Problem convertting certain extended ascii characters

I'm having problems with the extended ascii characters in the range 128-159. I'm working with SQL server environment using java. I originally had problems with characters in the range 128-159 when I did a 'select char_col from my_table' I always get junk when I try to retreive it from the ResultSet using the code 'String str = rs.getString(1)'. For example char_col would have the ascii character (in hex) '0x83' but when I retrieved it from the database, my str equaled '0x192'. I'm aware there is a gap in the range 128-159 in ISO-8859-1 charset. I've tracked the problem to be a charset issue converting the extended ascii characters in ISO-8859-1 into java's unicode charset.

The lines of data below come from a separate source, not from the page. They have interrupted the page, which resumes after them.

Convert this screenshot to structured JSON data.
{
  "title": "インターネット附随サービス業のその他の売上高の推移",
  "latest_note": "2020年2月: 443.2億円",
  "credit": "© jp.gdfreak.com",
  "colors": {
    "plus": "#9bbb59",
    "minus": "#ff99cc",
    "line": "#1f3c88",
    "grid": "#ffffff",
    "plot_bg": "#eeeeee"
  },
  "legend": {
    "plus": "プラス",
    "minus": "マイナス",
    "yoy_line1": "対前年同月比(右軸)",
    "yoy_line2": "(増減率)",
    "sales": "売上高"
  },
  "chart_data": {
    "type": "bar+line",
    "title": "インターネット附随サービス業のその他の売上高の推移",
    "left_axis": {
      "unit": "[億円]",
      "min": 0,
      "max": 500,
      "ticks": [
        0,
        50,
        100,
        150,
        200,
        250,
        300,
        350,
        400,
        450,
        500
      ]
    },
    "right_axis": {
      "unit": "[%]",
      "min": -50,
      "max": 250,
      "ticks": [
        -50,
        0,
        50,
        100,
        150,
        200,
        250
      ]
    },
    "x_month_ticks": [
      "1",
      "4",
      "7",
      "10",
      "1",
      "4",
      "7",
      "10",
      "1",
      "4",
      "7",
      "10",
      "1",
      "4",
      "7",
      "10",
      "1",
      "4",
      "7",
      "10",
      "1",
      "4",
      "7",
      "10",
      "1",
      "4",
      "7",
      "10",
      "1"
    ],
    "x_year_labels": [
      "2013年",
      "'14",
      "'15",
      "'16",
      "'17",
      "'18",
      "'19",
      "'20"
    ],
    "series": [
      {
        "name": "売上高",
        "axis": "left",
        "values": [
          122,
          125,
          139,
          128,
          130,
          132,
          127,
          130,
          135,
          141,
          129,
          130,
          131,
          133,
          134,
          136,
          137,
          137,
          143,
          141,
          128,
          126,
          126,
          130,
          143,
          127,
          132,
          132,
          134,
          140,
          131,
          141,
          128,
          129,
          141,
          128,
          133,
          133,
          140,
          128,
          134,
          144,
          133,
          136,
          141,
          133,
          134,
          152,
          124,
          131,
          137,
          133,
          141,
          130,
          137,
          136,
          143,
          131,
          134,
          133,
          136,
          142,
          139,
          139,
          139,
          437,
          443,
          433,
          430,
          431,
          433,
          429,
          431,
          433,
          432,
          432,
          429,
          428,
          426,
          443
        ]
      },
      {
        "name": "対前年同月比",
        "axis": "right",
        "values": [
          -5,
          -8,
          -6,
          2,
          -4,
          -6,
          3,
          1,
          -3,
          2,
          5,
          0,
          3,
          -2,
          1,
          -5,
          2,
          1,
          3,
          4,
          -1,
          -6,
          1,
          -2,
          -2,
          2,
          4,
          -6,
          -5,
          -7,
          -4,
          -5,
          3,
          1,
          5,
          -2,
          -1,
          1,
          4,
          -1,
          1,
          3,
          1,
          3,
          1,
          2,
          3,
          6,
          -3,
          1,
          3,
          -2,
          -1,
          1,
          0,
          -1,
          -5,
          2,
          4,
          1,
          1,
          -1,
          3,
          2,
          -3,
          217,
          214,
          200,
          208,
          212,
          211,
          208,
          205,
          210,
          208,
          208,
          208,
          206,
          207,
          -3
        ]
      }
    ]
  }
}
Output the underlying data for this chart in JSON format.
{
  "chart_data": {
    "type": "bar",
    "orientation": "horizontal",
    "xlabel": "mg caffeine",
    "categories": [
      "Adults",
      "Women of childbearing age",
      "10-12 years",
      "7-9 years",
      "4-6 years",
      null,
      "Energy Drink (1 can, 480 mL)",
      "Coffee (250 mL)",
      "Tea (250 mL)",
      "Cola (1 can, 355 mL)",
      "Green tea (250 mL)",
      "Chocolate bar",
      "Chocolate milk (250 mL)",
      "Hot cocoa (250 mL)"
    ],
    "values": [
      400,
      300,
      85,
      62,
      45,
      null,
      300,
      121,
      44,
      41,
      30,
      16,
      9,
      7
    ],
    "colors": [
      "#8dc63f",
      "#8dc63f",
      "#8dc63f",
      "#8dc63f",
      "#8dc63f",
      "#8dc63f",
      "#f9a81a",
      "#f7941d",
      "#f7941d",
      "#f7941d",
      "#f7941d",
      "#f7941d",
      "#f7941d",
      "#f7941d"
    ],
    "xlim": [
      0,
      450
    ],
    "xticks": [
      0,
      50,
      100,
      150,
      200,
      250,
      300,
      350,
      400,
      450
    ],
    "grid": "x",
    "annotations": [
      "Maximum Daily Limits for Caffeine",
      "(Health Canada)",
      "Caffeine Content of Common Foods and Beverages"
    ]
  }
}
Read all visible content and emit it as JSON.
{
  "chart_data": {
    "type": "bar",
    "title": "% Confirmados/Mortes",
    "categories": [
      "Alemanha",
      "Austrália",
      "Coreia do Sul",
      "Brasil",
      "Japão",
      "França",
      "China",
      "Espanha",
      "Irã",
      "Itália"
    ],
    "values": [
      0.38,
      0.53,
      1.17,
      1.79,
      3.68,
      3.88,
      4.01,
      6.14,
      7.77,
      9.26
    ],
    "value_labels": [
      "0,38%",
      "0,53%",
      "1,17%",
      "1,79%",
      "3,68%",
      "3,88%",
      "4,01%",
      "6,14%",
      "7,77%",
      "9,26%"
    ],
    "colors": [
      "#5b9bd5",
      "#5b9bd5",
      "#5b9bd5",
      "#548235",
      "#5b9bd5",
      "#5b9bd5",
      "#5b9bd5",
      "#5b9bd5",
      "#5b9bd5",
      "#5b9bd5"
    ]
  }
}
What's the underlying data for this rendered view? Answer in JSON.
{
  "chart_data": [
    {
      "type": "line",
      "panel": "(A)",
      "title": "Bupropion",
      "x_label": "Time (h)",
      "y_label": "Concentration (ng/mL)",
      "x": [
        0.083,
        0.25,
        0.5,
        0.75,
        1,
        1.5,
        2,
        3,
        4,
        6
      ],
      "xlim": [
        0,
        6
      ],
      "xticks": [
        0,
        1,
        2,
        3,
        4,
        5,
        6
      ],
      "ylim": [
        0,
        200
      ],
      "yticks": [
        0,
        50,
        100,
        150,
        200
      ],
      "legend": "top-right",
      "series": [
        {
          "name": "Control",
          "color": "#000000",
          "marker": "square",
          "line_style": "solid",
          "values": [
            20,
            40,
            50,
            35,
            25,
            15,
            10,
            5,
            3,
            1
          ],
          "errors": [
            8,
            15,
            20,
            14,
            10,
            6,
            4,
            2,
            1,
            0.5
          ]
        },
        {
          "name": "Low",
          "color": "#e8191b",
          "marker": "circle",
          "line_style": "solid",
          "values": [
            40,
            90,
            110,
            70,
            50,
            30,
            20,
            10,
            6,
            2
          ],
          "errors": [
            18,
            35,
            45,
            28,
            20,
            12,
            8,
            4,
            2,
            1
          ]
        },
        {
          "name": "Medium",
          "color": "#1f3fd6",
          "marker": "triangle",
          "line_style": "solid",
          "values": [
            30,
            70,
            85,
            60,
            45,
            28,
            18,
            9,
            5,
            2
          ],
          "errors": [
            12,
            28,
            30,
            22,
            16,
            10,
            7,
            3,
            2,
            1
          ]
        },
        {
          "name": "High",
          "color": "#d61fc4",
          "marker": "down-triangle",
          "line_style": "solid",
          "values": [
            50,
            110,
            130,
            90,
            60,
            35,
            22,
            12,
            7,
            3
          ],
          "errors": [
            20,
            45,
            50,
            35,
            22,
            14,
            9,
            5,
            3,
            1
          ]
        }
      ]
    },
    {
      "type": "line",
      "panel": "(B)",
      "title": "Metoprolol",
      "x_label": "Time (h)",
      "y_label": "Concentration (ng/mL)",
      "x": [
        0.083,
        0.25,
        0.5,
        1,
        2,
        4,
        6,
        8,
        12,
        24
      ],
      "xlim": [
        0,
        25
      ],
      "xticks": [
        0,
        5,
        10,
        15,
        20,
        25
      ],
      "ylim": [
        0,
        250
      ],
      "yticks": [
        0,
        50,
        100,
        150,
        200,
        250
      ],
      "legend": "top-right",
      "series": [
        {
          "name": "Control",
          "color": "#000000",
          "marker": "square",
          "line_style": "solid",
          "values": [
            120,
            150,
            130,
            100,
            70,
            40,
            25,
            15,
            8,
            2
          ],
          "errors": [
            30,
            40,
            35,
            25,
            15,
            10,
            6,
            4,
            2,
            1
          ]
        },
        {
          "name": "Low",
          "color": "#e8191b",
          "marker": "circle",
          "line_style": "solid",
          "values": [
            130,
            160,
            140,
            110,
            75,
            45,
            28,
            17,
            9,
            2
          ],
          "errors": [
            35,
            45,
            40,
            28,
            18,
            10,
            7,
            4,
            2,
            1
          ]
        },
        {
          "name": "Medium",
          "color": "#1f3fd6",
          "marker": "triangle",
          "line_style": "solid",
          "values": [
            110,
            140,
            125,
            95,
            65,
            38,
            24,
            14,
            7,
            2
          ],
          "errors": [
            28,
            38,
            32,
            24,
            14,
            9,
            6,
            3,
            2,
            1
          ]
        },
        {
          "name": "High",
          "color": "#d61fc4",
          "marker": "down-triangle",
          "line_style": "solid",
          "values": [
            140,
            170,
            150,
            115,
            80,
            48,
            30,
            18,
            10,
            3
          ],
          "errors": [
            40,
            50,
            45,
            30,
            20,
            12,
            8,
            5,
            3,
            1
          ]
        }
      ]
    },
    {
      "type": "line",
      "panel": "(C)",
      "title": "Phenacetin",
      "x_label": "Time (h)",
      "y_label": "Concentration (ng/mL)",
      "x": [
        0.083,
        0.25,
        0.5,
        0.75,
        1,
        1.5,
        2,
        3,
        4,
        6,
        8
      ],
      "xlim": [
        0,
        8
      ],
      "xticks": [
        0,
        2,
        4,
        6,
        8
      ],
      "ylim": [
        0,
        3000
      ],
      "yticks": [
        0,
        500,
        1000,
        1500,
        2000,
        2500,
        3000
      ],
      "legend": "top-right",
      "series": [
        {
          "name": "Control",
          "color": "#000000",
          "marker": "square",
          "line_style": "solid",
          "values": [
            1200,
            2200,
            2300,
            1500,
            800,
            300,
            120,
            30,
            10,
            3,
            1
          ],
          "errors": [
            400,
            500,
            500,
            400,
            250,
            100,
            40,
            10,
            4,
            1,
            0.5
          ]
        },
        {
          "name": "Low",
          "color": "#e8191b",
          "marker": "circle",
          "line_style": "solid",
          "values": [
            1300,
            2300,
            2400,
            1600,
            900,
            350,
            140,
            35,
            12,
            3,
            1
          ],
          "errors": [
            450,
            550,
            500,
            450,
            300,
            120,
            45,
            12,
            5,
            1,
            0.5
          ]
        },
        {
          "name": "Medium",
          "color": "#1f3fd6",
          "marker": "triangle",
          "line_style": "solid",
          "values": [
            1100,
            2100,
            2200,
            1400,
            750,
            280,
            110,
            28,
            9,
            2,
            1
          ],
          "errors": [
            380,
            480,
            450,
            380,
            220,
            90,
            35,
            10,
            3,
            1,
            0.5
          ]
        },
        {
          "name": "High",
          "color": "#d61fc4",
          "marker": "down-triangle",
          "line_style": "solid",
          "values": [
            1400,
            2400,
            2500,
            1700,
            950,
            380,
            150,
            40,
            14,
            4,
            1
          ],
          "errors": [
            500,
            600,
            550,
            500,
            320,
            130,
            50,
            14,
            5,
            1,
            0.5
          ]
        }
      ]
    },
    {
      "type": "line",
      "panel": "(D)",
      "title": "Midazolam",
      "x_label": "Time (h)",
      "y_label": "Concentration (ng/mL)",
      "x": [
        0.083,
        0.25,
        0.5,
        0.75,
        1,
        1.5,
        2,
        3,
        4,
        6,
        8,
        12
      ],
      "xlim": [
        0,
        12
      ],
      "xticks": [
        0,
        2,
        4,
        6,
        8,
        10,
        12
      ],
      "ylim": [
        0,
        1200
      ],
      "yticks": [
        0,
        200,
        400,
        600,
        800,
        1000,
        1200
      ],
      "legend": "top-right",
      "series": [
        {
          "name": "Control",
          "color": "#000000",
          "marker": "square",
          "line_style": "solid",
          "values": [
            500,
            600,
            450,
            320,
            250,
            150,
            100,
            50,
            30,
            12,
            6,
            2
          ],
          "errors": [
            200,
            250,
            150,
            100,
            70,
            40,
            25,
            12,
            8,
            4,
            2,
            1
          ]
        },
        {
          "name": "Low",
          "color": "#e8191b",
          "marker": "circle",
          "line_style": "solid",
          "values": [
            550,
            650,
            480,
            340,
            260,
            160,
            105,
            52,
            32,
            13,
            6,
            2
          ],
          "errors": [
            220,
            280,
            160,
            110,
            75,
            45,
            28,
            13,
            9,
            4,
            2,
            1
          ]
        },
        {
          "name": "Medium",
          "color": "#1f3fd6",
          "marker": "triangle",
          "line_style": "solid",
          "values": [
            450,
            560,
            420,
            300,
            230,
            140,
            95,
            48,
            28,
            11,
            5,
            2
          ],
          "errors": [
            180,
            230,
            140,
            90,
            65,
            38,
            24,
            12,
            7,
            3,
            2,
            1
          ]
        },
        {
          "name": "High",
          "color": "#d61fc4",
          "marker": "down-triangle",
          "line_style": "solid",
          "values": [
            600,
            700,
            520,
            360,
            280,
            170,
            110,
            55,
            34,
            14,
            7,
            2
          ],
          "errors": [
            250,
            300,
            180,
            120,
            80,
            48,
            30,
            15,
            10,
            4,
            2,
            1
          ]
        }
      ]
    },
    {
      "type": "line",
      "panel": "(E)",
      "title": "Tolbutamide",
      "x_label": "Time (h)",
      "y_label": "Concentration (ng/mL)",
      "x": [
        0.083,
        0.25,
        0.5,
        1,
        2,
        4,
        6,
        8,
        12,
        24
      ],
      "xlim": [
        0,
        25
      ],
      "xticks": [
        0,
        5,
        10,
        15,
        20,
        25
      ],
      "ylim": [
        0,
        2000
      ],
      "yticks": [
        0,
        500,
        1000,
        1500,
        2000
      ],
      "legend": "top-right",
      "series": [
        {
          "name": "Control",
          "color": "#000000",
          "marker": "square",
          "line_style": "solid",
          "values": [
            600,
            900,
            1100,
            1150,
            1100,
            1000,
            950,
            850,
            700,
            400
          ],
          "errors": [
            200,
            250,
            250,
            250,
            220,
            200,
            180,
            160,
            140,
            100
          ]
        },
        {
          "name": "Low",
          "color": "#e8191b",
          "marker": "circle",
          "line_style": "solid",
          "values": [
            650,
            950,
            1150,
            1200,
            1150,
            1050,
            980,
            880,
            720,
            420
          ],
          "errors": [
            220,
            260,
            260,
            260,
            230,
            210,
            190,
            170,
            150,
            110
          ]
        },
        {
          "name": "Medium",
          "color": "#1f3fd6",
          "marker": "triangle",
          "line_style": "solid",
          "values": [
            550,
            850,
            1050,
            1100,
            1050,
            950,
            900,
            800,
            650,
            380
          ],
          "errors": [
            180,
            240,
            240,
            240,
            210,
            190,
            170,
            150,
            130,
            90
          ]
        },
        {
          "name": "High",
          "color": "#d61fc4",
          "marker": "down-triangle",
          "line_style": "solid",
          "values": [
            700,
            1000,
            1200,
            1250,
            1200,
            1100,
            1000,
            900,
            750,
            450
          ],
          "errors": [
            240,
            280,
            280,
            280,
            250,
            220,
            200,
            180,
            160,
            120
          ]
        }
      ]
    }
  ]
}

I looked on the forum and it said to try to specify the charset when I retreived it from the resultset so I did 'String str = new String(rs.getBytes(), "ISO-8859-1")' and it was able to read the characters 128-159 correctly except for five characters (129, 141, 143, 144, 157). These characters always returned the character 63 or 0x3f. Does anyone who what's happening here? How come these characters didn't work? Is there a workaround this? I need to use only use java and its default charsets and I don't want to switch to the windows Cp1252 charset cuz I'm using the java code in a unix environment as well.
thanks.
-B

Normally your JDBC driver should understand the charset used in the database, and it should use that charset to produce a correct value for the result of getString(). However it does sometimes happen that the database is created by programs in some other language that ignore the database's charset and do their own encoding, bypassing the database's facilities. It is often difficult to deal with that problem, because the custodians of those other programs don't have a problem, everything is consistent for them, and they will not allow you to "repair" the database.
I don't mean to say that really is your problem, it is a possibility though. You are using an SQL Server JDBC driver, aren't you? Does its connection URL allow you to specify the charset? If so, try specifying that SQL-Latin1 thing and see if it works.